Pollard Hopes to See Sharon Before He Dies

YERUSHALAYIM

Israeli agent Jonathan Pollard feels he owes a special debt of gratitude to former Prime Minister Ariel Sharon for trying to save him from prison and expressed the hope that he would be released in time to visit Sharon before he passes away, The Jerusalem Post reported.

Sharon was reported still in critical condition on Thursday, doctors saying that only a miracle could save the 85-year-old politician whose condition deteriorated over the course of the week.

Family members were gathered at his bedside and photographers were summoned urgently to Sheba Medical Center at Tel Hashomer where Sharon was being treated. Plans for a state funeral were being made quietly behind the scenes.

“Jonathan feels he owes Sharon a debt of gratitude that no one else is aware of,” a close associate of Pollard said on Wednesday. “He would very much like to have a chance to pay his respects to Sharon before he dies.”

“Sharon was the only one who fought tooth and nail with then-prime minister Shimon Peres and the rest of the cabinet, arguing with them not to return the U.S. documents that Pollard had provided to Israel,” the associate said. “Sharon warned that doing so would endanger the agent’s life.”

Sharon’s role in the aftermath of Pollard’s arrest is recorded in the 1987 Eban Commission Report, the Knesset’s official investigation of the case. It says that Sharon insisted that Israel must rescue Pollard before any other action was considered, that his safe return must be the state’s highest priority.
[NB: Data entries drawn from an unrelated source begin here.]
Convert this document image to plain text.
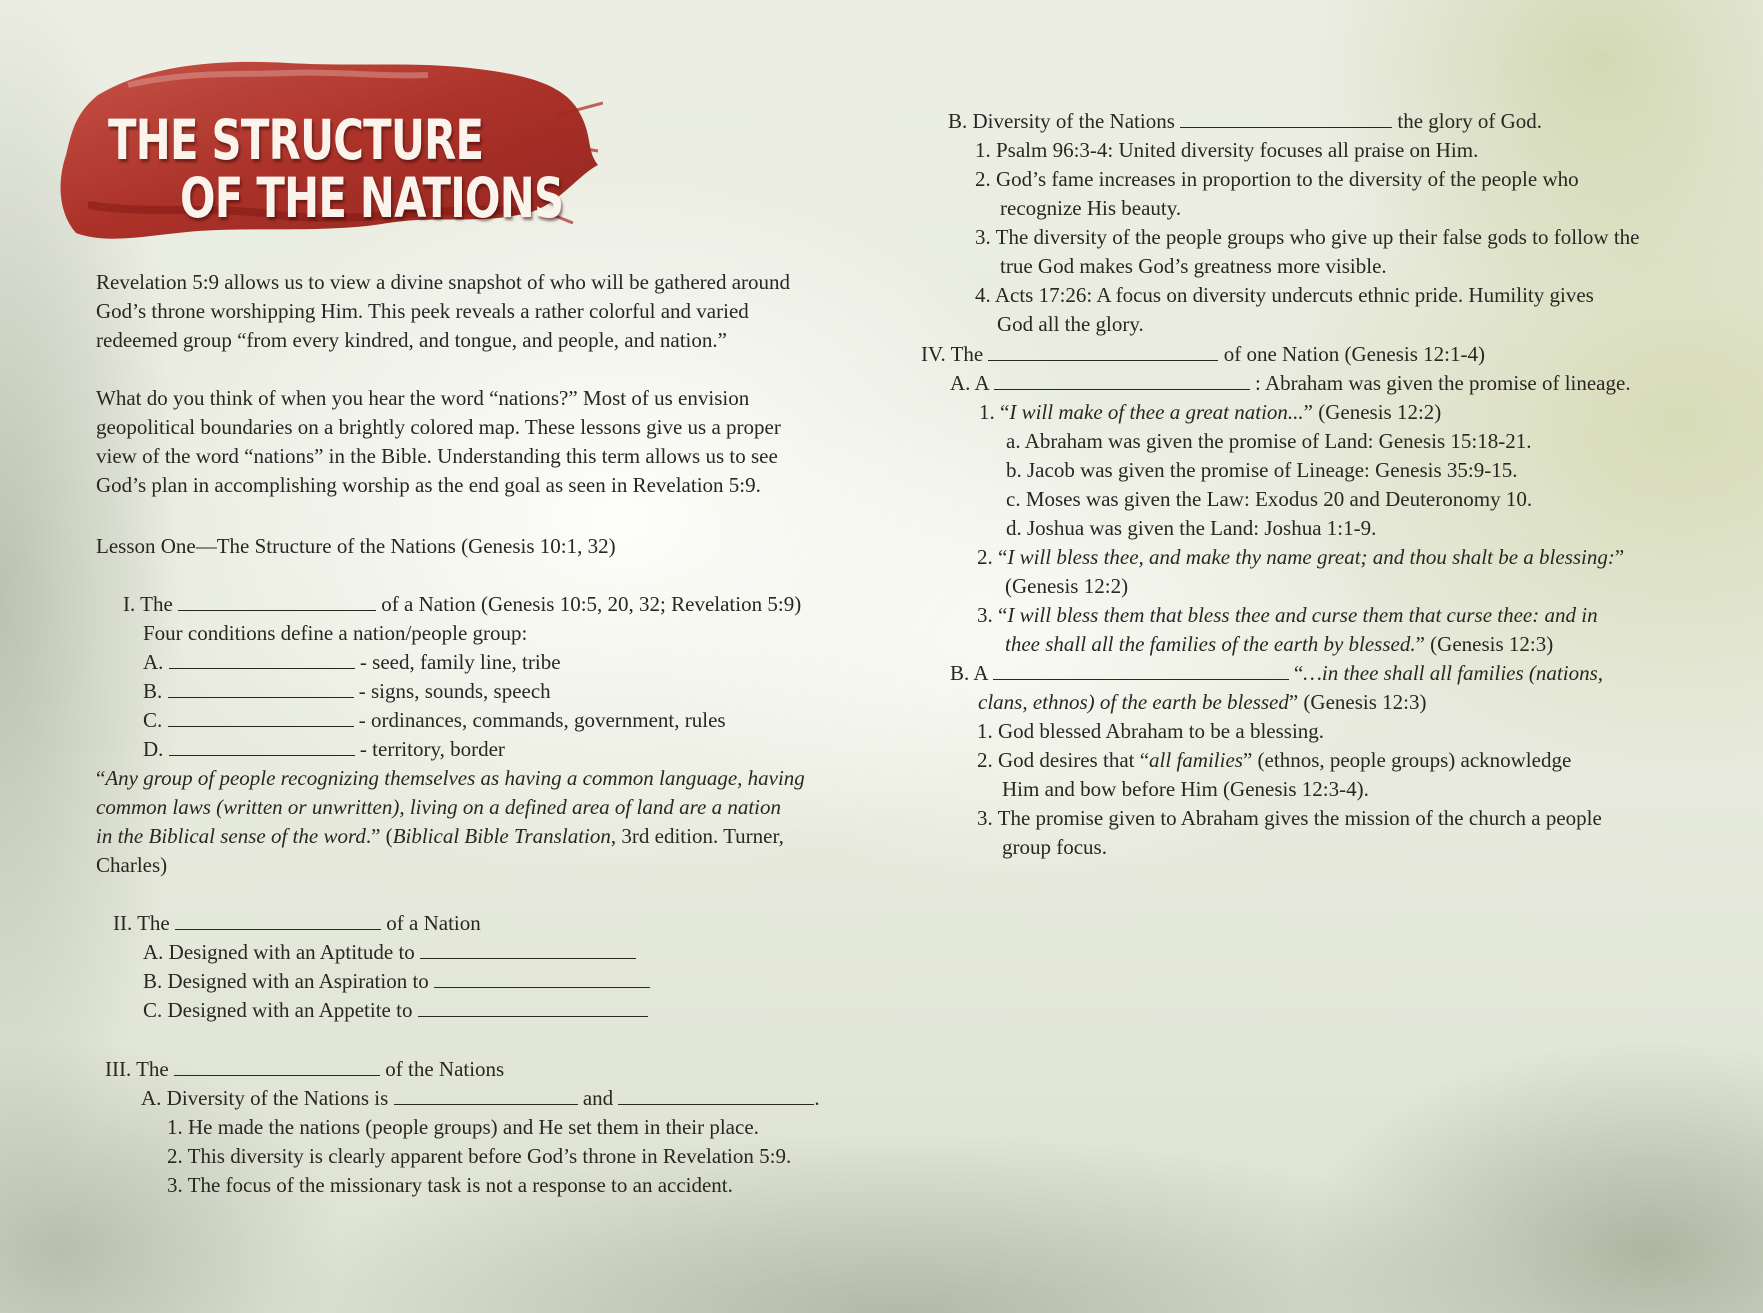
THE STRUCTURE
OF THE NATIONS
Revelation 5:9 allows us to view a divine snapshot of who will be gathered around
God’s throne worshipping Him. This peek reveals a rather colorful and varied
redeemed group “from every kindred, and tongue, and people, and nation.”
What do you think of when you hear the word “nations?” Most of us envision
geopolitical boundaries on a brightly colored map. These lessons give us a proper
view of the word “nations” in the Bible. Understanding this term allows us to see
God’s plan in accomplishing worship as the end goal as seen in Revelation 5:9.
Lesson One—The Structure of the Nations (Genesis 10:1, 32)
I. The	of a Nation (Genesis 10:5, 20, 32; Revelation 5:9)
Four conditions define a nation/people group:
A.	- seed, family line, tribe
B.	- signs, sounds, speech
C.	- ordinances, commands, government, rules
D.	- territory, border
“Any group of people recognizing themselves as having a common language, having
common laws (written or unwritten), living on a defined area of land are a nation
in the Biblical sense of the word.” (Biblical Bible Translation, 3rd edition. Turner,
Charles)
II. The	of a Nation
A. Designed with an Aptitude to
B. Designed with an Aspiration to
C. Designed with an Appetite to
III. The	of the Nations
A. Diversity of the Nations is	and	.
1. He made the nations (people groups) and He set them in their place.
2. This diversity is clearly apparent before God’s throne in Revelation 5:9.
3. The focus of the missionary task is not a response to an accident.
B. Diversity of the Nations	the glory of God.
1. Psalm 96:3-4: United diversity focuses all praise on Him.
2. God’s fame increases in proportion to the diversity of the people who
recognize His beauty.
3. The diversity of the people groups who give up their false gods to follow the
true God makes God’s greatness more visible.
4. Acts 17:26: A focus on diversity undercuts ethnic pride. Humility gives
God all the glory.
IV. The	of one Nation (Genesis 12:1-4)
A. A	: Abraham was given the promise of lineage.
1. “I will make of thee a great nation...” (Genesis 12:2)
a. Abraham was given the promise of Land: Genesis 15:18-21.
b. Jacob was given the promise of Lineage: Genesis 35:9-15.
c. Moses was given the Law: Exodus 20 and Deuteronomy 10.
d. Joshua was given the Land: Joshua 1:1-9.
2. “I will bless thee, and make thy name great; and thou shalt be a blessing:”
(Genesis 12:2)
3. “I will bless them that bless thee and curse them that curse thee: and in
thee shall all the families of the earth by blessed.” (Genesis 12:3)
B. A	“…in thee shall all families (nations,
clans, ethnos) of the earth be blessed” (Genesis 12:3)
1. God blessed Abraham to be a blessing.
2. God desires that “all families” (ethnos, people groups) acknowledge
Him and bow before Him (Genesis 12:3-4).
3. The promise given to Abraham gives the mission of the church a people
group focus.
The Eban Report indicated that two other ministers supported Sharon’s position, but he was outvoted and Peres’s promise to then-Secretary of State George Schultz to return the documents was ratified. The report also confirmed that the documents were the sole evidence U.S. prosecutors had against Pollard.

Without the documents, which bore his fingerprints, they would not have had a case against him.

When the cabinet voted to return the documents, the report said Sharon declared: “You have just killed the agent!”

Sources close to Pollard said that, twice a day, Pollard uses part of his small allotment of the telephone time he receives from the prison to ask for updates on Sharon’s condition.

“He is hoping that Sharon will hang on, so that he will have the opportunity to say good-bye in person, the way that he was never able to say good-bye to his own father,” a source close to Pollard said.

“As a child, Jonathan’s hero and role model was his father, Dr. Morris Pollard, a world-renowned professor and award-winning microbiologist, as well as a decorated U.S. soldier and war hero. Later in life, he looked up to another war hero as well, and that was Sharon.

“Jonathan has made a lifelong study of military history, and his respect for Sharon as a military officer, commander, paratrooper, and military strategist never wavered, despite his deep disappointment in Sharon as a politician and a prime minister.”